ちなみに、休憩地点は道なりに適当な場所をアサインしただけなので、適宜変更を加える。それから、寄り道や蛇行をして無駄に距離を稼いでしまった場合は、手前の例えば田園調布などで終了という場合もあるかもしれないが、これについては当日定点観測的にiPhoneのアクテビティに表示された歩行距離をスクショしてTwitterで投稿することで共有することとする。
まあ誰も見ないと思うのだが、ここにいない誰かにも忠実な対応をするというのは僕なりの誠実というものなので。

いつ42.195kmを「歩く」のか

日程:2021年1月13日(水)
出発:5:00
到着:19:00〜20:00くらい

いつもの半分以下の速度で、かつ十分な休憩を挟みながら歩行して42.195kmを歩き切ろうと思っている。にしても14時間か。風邪ひかないようにしよう。

現時点での反省

一人で立てたというのもあって、とてもチープな取組みになりそう。

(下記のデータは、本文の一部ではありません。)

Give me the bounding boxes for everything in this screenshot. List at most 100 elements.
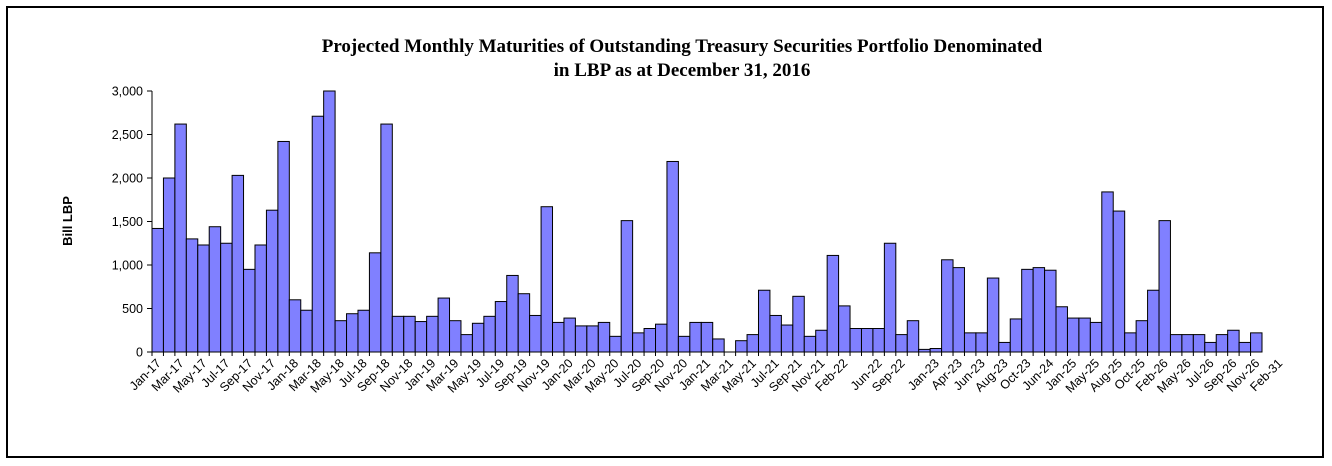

どうせなら派手に「31歳脳卒中発症から8ヶ月」「フルマラソンの距離歩いてます」「Twitterフォローしてください」「でっかいQRコード」みたいなプラカードでも準備して、それを背負って歩けばよかったかな。と感じている。まあそれはそれで失敗した時に恥ずかしすぎるので次回以降の楽しみにする。

後編へ向けて

僕は根暗な人見知りなので、のめり込みやすく、割と進んで無理もする方なのだが、無茶はないように危機管理をする。
歩行中は孤独なので、寂しくなったら誰かに電話で邪魔をしつつ、最後まで楽しくやれれば良いかなと思う。ということで後編の内容はまだ考えていない。